You ask "are schema needed". The simple answer is no. The more complicated answer is that it depends on your situation and what schema you are asking about.
Address: Google has a number of ways of understanding where a business is located. They have been parsing simple HTML addresses for years and can read it easily from a single location website with or without schema.
Schema address is a "clarity" signal not a ranking signal. It is "needed" if there are any situations in the real world that would confuse Google.... has the business moved, are there multiple locations owned by the same company that might confuse the machine and be conflated? If so then it is needed.
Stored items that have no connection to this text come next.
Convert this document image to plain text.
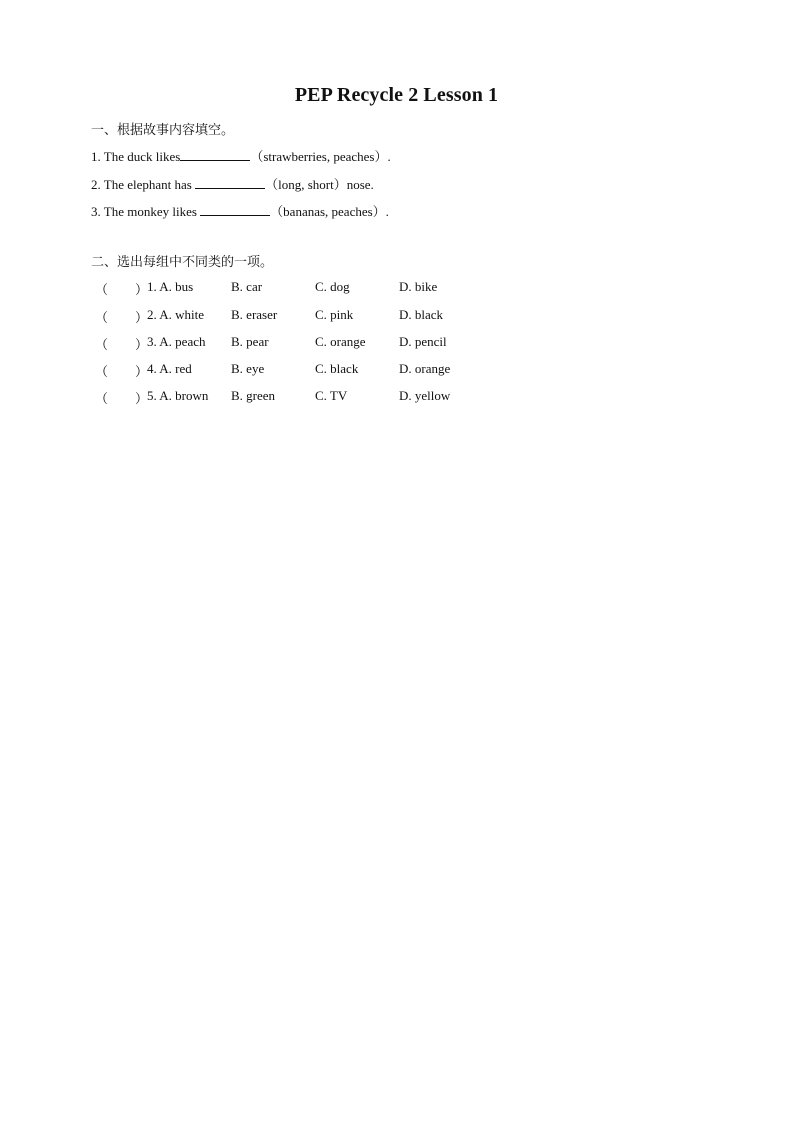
PEP Recycle 2 Lesson 1
一、根据故事内容填空。
1. The duck likes	（strawberries, peaches）.
2. The elephant has	（long, short）nose.
3. The monkey likes	（bananas, peaches）.
二、选出每组中不同类的一项。
（ ）
1. A. bus	B. car	C. dog	D. bike
（ ）
2. A. white B. eraser	C. pink	D. black
（ ）
3. A. peach B. pear	C. orange	D. pencil
（ ）
4. A. red	B. eye	C. black	D. orange
（ ）
5. A. brown B. green	C. TV	D. yellow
If not then its a nicety that as was pointed out is nice to have but not critical.
Schema though isn't limited to just address. It can be used to
highlight your own reviews (not reviews from 3rd parties), delineate your services more clearly to Google and even provide Google direct information about events or
scheduling options that you might be offering. All of those might (operative word might) provide Google with additional information that they will share in your knowledge panel and that would improved conversions (but not rank).
The statement that G+ doesn't impact local, though, is not entirely accurate. I have tested and can verify that when done right a well run G+ campaign can impact local rank quite a bit. G+ has a verified relationship to the local business and if you can create a G+ account that has active increase in real followers, that actively comment on, share and plus your content and do so over time, it can increase rank and local traffic.
It is no easy task on G+ to be successful using it this way, but it is possible and it can in fact impact local outcomes.